According to the Environmental Protection Agency (EPA), poor air quality leads to numerous health issues ranging from headaches and fatigue to dizziness and eye irritation. These seemingly minor symptoms have significant consequences for employers. The Occupational Safety and Health Administration (OSHA) estimates that poor indoor air quality costs companies an estimated $15 billion in sick leave and poor work performance each year.
Lowering the Volume
According to a 2013 Harvard Business Review article, a lack of sound privacy is far and away the biggest drain on employee morale, and a study by Steelcase and Ipsos found that workers lost as much as 86 minutes per day from noise distractions. A 2015 article from Harvard Business Review notes that “similar to planting trees along a loud highway, plants boast sound-absorbing capabilities that can work just as effectively in an indoor environment as an outdoor setting.”
Steelcase reports that the level of acceptable noise within a work environment is linked to the type of work happening within that space. The German Association of Engineers sets noise standards of 70 decibels (dB) for simple office work and 55 dB for what it identifies as “mainly intellectual work.” This includes complex creative thinking, decision-making, problem-solving and effective communication.
In 2015, a study conducted in Spain explored how living walls might cut the amount of noise within a building.
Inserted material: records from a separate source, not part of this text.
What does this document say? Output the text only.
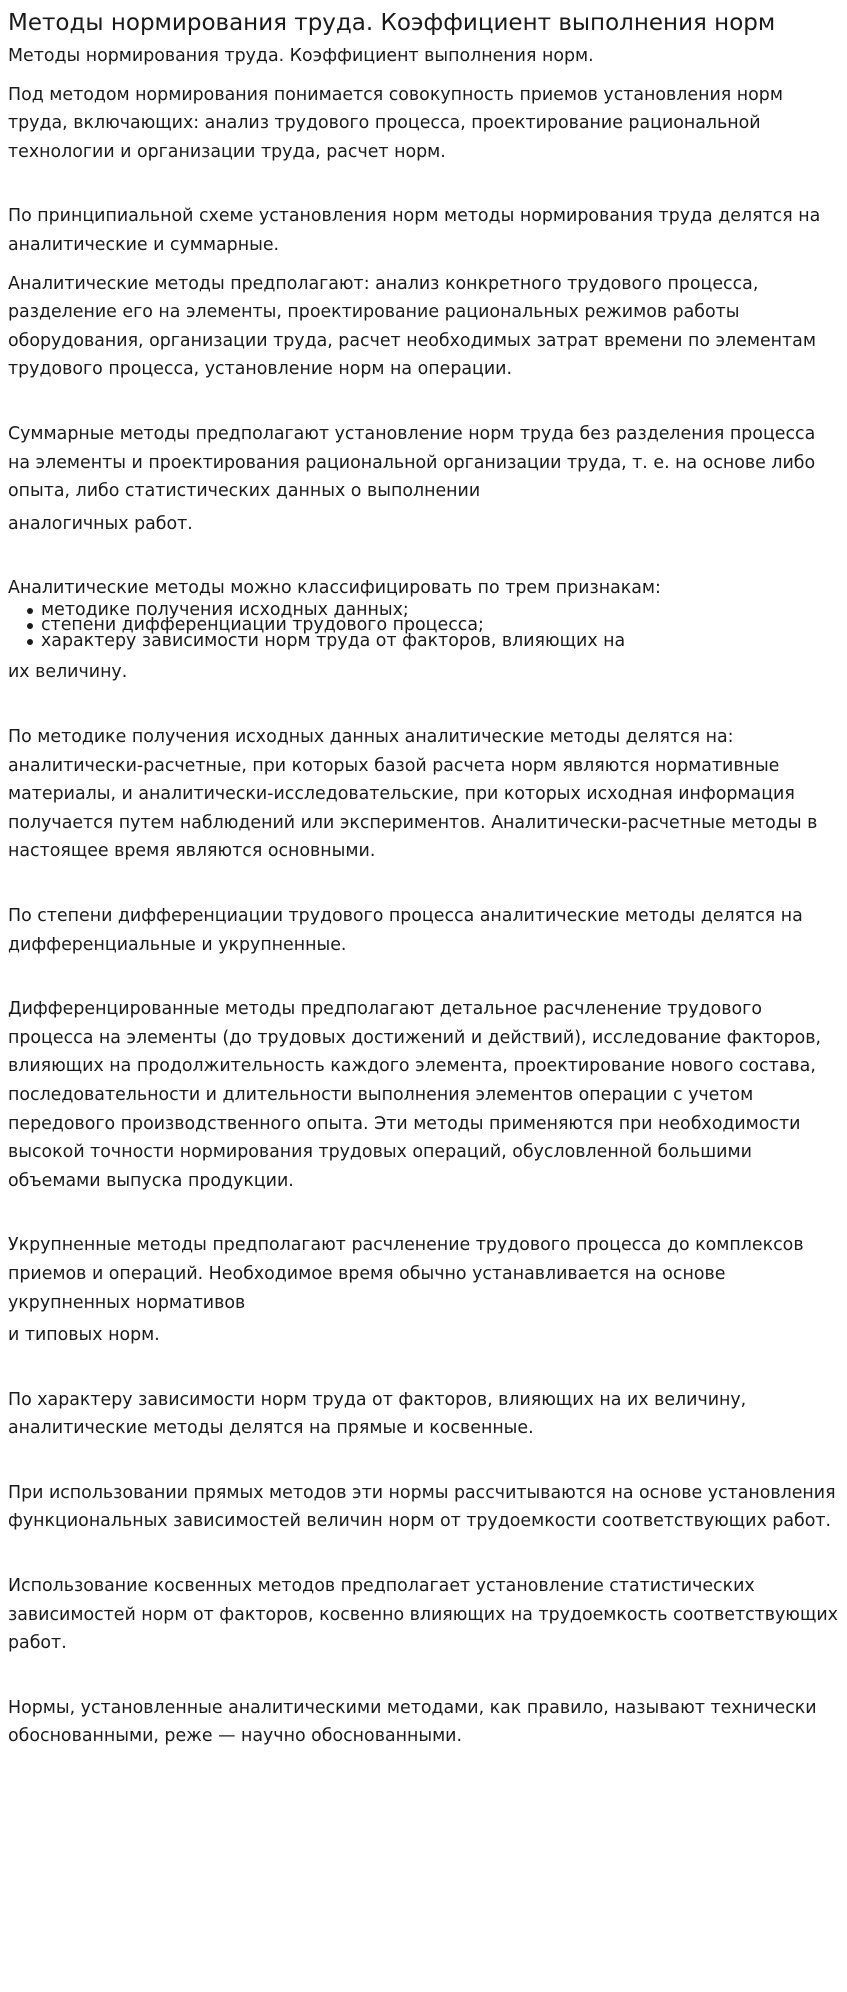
Методы нормирования труда. Коэффициент выполнения норм

Методы нормирования труда. Коэффициент выполнения норм.

Под методом нормирования понимается совокупность приемов установления норм труда, включающих: анализ трудового процесса, проектирование рациональной технологии и организации труда, расчет норм.

По принципиальной схеме установления норм методы нормирования труда делятся на аналитические и суммарные.

Аналитические методы предполагают: анализ конкретного трудового процесса, разделение его на элементы, проектирование рациональных режимов работы оборудования, организации труда, расчет необходимых затрат времени по элементам трудового процесса, установление норм на операции.

Суммарные методы предполагают установление норм труда без разделения процесса на элементы и проектирования рациональной организации труда, т. е. на основе либо опыта, либо статистических данных о выполнении

аналогичных работ.

Аналитические методы можно классифицировать по трем признакам:

методике получения исходных данных;
степени дифференциации трудового процесса;
характеру зависимости норм труда от факторов, влияющих на

их величину.

По методике получения исходных данных аналитические методы делятся на: аналитически-расчетные, при которых базой расчета норм являются нормативные материалы, и аналитически-исследовательские, при которых исходная информация получается путем наблюдений или экспериментов. Аналитически-расчетные методы в настоящее время являются основными.

По степени дифференциации трудового процесса аналитические методы делятся на дифференциальные и укрупненные.

Дифференцированные методы предполагают детальное расчленение трудового процесса на элементы (до трудовых достижений и действий), исследование факторов, влияющих на продолжительность каждого элемента, проектирование нового состава, последовательности и длительности выполнения элементов операции с учетом передового производственного опыта. Эти методы применяются при необходимости высокой точности нормирования трудовых операций, обусловленной большими объемами выпуска продукции.

Укрупненные методы предполагают расчленение трудового процесса до комплексов приемов и операций. Необходимое время обычно устанавливается на основе укрупненных нормативов

и типовых норм.

По характеру зависимости норм труда от факторов, влияющих на их величину, аналитические методы делятся на прямые и косвенные.

При использовании прямых методов эти нормы рассчитываются на основе установления функциональных зависимостей величин норм от трудоемкости соответствующих работ.

Использование косвенных методов предполагает установление статистических зависимостей норм от факторов, косвенно влияющих на трудоемкость соответствующих работ.

Нормы, установленные аналитическими методами, как правило, называют технически обоснованными, реже — научно обоснованными.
Researchers placed approximately eight square feet of living wall between two rooms. It then measured the degree to which noises emitted in one room filtered through to a neighboring room. The study found that the living wall cut the noise by an average of 15 dB. When the portion of the wall dedicated to living plants was expanded to 32 square feet, it absorbed 40% of the sound.
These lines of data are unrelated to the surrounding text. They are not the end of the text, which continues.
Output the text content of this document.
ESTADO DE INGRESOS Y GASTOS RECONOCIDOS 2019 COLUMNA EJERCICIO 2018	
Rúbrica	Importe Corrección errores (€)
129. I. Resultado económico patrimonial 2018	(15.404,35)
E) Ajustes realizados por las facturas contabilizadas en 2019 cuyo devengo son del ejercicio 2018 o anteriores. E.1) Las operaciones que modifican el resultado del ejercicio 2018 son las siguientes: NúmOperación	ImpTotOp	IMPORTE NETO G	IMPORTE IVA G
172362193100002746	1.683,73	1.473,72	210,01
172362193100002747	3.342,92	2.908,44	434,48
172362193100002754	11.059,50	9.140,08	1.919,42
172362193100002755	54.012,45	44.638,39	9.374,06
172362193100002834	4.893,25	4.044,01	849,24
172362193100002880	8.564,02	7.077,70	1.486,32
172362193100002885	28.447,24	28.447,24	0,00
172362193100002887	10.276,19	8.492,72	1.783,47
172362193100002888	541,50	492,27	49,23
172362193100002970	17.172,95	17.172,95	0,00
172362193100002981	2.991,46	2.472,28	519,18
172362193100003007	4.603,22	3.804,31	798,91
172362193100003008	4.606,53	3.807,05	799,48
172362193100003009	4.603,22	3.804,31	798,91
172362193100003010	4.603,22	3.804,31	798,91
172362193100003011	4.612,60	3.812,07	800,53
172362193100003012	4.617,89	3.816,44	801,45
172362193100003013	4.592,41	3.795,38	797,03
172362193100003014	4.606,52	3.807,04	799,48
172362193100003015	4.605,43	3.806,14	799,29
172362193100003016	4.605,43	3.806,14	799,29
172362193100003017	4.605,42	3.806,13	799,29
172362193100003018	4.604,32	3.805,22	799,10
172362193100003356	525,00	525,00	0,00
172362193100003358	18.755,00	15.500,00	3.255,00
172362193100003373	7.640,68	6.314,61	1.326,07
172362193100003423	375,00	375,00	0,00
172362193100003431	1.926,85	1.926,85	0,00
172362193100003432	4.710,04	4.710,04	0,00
In April 2019, Fast Company reported on Norwegian research showing that people performing attention-based tasks surrounded by greenery work more efficiently than those who do not. This has led companies like Google, Etsy and others to embrace biophilic design for happier, more creative and productive employees.
The International Handbook of the Economics of Energy states that labor costs in today’s workplace are 25 times greater than energy costs. There is overwhelming evidence that stress reduces productivity, and research has shown that plants can lower stress levels. A study at Washington State University found that productivity increased 12% among participants in a plant-enhanced environment.
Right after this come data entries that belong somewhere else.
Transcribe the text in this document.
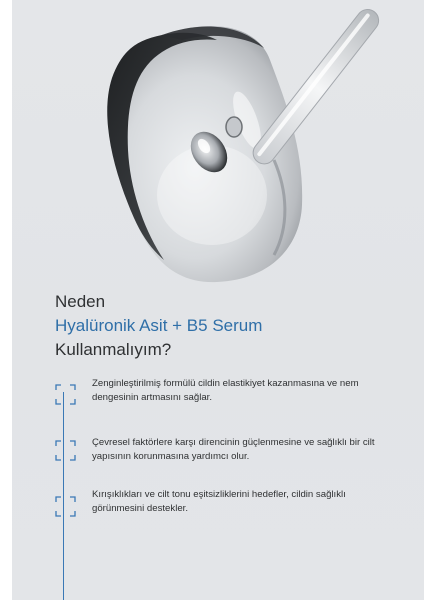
Neden
Hyalüronik Asit + B5 Serum
Kullanmalıyım?
Zenginleştirilmiş formülü cildin elastikiyet kazanmasına ve nem dengesinin artmasını sağlar.
Çevresel faktörlere karşı direncinin güçlenmesine ve sağlıklı bir cilt yapısının korunmasına yardımcı olur.
Kırışıklıkları ve cilt tonu eşitsizliklerini hedefler, cildin sağlıklı görünmesini destekler.
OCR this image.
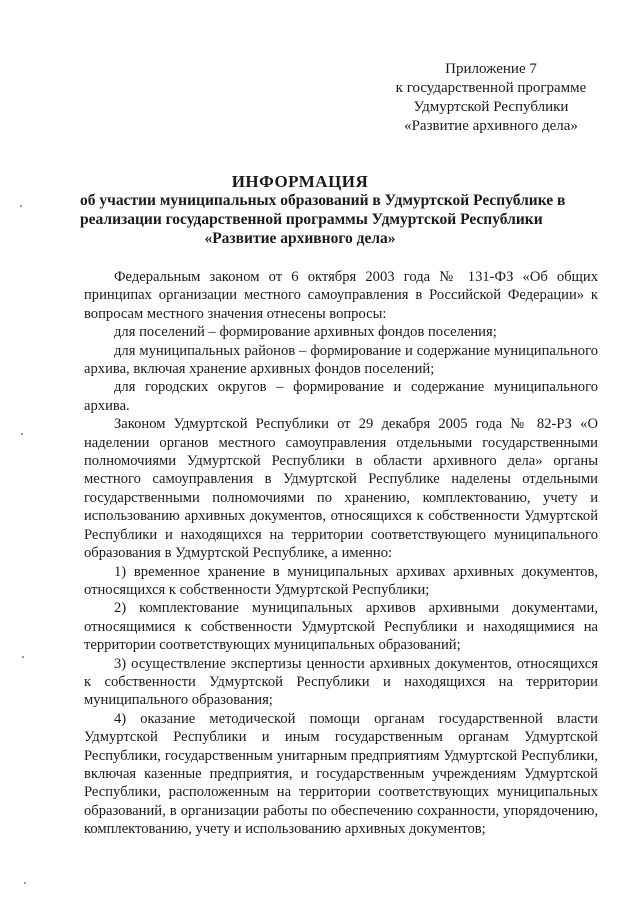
Приложение 7
к государственной программе
Удмуртской Республики
«Развитие архивного дела»
ИНФОРМАЦИЯ
об участии муниципальных образований в Удмуртской Республике в
реализации государственной программы Удмуртской Республики
«Развитие архивного дела»

Федеральным законом от 6 октября 2003 года № 131-ФЗ «Об общих принципах организации местного самоуправления в Российской Федерации» к вопросам местного значения отнесены вопросы:

для поселений – формирование архивных фондов поселения;

для муниципальных районов – формирование и содержание муниципального архива, включая хранение архивных фондов поселений;

для городских округов – формирование и содержание муниципального архива.

Законом Удмуртской Республики от 29 декабря 2005 года № 82-РЗ «О наделении органов местного самоуправления отдельными государственными полномочиями Удмуртской Республики в области архивного дела» органы местного самоуправления в Удмуртской Республике наделены отдельными государственными полномочиями по хранению, комплектованию, учету и использованию архивных документов, относящихся к собственности Удмуртской Республики и находящихся на территории соответствующего муниципального образования в Удмуртской Республике, а именно:

1) временное хранение в муниципальных архивах архивных документов, относящихся к собственности Удмуртской Республики;

2) комплектование муниципальных архивов архивными документами, относящимися к собственности Удмуртской Республики и находящимися на территории соответствующих муниципальных образований;

3) осуществление экспертизы ценности архивных документов, относящихся к собственности Удмуртской Республики и находящихся на территории муниципального образования;

4) оказание методической помощи органам государственной власти Удмуртской Республики и иным государственным органам Удмуртской Республики, государственным унитарным предприятиям Удмуртской Республики, включая казенные предприятия, и государственным учреждениям Удмуртской Республики, расположенным на территории соответствующих муниципальных образований, в организации работы по обеспечению сохранности, упорядочению, комплектованию, учету и использованию архивных документов;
It’s even possible to attach dollar amounts to lower levels of productivity.
In 2010, the U.S. Department of Labor reported that the absentee rate in the U.S. is 3% per employee in the private sector and 4% in the public. That costs organizations more than $2,000 per employee per year. And a 2011 study at the University of Oregon showed that 10% of employee absences can be directly linked to workspaces with no connection to nature.
Business will always be driven to increase productivity and profits. With research and results documenting the benefits of incorporating plant life into work life, it follows that an investment in biophilic design presents a real opportunity for measurable ROI.